The U.S. Consumer Price Index (CPI), a broad measure of prices for goods and services across the economy, is anticipated to report a 2.5% year-over-year increase for January, according to the Dow Jones consensus forecast, customreceipt.com via CNBC. If the projection holds true, this would return the widely referenced inflation measure to its May 2025 level, shortly after President Donald Trump implemented his so-called “liberation day” tariffs, which had raised concerns about sharp price increases, according to analysts reporting from the source.
In December, the headline CPI registered 2.7% and has been declining from a peak slightly above 3% in September. Core CPI, which excludes food and energy, was 2.6% in December. Both measures are projected to increase by 0.3% on a monthly basis for January. Notably, CPI has consistently come in below Wall Street consensus forecasts over the past three months, suggesting that a modest January reading could reinforce Federal Reserve confidence in lowering its benchmark borrowing rate without triggering another surge in inflation.
Tom Lee, head of research at Fundstrat Global Advisors, noted that a 2.5% CPI aligns with pre-Covid price levels and the average seen between 2017 and 2019. “This represents normal inflation conditions even with lingering tariff effects,” Lee explained, adding that the Fed’s current funds rate, set between 3.5% and 3.75%, provides considerable room for potential cuts.
Wall Street economists are closely monitoring the report for detailed insights.

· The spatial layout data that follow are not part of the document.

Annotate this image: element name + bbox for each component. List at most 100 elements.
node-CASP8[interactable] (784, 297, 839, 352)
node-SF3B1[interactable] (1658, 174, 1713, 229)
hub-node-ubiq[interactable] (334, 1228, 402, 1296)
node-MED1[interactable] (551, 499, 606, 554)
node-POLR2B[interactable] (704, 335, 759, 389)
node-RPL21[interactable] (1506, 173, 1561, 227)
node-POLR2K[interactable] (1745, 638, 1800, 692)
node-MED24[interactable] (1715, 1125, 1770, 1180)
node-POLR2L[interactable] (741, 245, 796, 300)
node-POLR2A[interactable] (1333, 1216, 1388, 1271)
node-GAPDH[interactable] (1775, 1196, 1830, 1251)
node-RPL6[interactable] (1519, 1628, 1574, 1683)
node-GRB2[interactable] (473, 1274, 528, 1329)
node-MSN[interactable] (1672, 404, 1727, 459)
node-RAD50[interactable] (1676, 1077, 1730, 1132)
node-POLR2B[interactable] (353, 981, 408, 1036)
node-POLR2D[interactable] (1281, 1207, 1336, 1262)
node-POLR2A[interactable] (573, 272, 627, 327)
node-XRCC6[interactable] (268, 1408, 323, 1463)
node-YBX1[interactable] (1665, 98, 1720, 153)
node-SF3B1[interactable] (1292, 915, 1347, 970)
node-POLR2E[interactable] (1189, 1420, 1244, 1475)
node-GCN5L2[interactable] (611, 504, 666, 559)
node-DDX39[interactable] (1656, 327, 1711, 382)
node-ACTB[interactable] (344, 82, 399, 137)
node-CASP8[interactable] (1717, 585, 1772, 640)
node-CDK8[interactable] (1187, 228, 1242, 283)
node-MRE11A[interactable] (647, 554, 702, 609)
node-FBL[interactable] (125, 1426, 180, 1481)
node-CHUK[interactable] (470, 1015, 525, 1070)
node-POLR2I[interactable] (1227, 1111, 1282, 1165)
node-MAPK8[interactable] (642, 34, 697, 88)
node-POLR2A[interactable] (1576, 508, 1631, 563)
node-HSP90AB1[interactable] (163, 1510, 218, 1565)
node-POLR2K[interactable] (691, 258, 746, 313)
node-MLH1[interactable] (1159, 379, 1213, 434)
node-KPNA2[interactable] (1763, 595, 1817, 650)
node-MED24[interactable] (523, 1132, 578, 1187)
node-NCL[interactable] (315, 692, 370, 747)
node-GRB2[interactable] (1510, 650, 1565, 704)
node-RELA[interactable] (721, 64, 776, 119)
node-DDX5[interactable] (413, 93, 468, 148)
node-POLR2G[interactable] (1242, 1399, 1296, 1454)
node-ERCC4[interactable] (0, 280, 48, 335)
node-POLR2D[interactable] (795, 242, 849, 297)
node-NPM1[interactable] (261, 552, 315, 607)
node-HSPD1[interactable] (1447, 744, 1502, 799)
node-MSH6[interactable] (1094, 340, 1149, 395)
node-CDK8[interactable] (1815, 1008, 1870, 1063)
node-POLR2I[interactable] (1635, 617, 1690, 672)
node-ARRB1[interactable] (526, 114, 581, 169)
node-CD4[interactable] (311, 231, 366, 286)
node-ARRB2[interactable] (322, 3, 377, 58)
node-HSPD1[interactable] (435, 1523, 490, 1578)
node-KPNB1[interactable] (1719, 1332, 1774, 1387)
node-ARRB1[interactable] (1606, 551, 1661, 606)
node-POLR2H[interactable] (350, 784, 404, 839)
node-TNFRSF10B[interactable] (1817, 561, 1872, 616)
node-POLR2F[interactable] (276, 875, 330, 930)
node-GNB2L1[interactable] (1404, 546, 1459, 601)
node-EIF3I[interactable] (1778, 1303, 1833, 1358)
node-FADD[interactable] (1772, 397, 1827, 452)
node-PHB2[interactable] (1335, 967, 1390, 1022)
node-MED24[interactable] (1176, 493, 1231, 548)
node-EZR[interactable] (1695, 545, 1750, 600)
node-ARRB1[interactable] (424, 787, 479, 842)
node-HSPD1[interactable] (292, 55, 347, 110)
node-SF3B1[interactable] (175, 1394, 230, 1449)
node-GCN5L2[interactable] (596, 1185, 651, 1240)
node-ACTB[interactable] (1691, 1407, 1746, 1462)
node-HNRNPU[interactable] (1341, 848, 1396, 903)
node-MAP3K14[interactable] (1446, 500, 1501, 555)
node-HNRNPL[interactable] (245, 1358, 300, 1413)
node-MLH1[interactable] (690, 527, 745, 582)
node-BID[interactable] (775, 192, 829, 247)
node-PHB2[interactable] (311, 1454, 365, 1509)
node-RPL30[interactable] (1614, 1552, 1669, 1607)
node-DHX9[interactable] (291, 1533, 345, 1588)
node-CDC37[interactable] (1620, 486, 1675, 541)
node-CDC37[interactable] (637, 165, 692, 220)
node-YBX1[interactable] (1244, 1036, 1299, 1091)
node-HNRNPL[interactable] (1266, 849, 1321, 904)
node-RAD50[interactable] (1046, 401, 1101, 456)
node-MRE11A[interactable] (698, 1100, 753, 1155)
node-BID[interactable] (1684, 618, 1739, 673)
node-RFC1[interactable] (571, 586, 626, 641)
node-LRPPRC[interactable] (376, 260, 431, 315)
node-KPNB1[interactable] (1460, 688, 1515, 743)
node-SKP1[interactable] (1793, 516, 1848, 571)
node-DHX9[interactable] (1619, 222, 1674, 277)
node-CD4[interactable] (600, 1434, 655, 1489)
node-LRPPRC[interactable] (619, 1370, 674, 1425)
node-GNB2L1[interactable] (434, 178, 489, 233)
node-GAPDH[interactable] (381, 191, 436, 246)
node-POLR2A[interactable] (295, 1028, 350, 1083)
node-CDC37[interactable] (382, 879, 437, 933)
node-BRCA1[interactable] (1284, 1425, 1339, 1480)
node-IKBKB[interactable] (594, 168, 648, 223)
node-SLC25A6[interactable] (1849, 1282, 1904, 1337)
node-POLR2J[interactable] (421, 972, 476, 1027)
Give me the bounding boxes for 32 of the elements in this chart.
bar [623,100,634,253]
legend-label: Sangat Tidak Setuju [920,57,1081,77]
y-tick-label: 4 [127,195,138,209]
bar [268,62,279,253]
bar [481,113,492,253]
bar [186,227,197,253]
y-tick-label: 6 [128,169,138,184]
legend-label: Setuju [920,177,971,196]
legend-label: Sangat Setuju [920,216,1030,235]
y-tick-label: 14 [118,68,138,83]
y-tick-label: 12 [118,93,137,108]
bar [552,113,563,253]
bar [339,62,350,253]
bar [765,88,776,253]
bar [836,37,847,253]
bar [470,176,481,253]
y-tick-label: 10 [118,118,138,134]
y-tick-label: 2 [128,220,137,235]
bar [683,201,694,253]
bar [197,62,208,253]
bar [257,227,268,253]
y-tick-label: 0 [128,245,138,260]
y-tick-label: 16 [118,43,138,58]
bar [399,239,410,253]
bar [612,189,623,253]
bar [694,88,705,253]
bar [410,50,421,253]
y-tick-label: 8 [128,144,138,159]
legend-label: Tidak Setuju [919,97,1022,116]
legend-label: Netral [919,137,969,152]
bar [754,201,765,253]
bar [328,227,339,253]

Goldman Sachs estimates tariffs may contribute roughly 0.07 percentage points to core inflation, with possible upward pressures on clothing, recreation, household furnishings, education, and personal care. However, the bank projects headline CPI slightly below expectations at 2.4%, reinforcing the notion that inflationary pressures could be moderating.
Markets reacted cautiously following Wednesday’s robust labor report, which recorded a 130,000 gain in nonfarm payrolls for January and a decline in the unemployment rate to 4.3%, fueling speculation that a strong labor market might discourage the Fed from cutting rates. Yet, a CPI reading at or below consensus could ease those concerns, potentially supporting a more dovish Federal Reserve stance, which historically favors stock market performance, Lee added.
The Bureau of Labor Statistics is scheduled to release the full CPI report on Friday at 8 a.m. ET.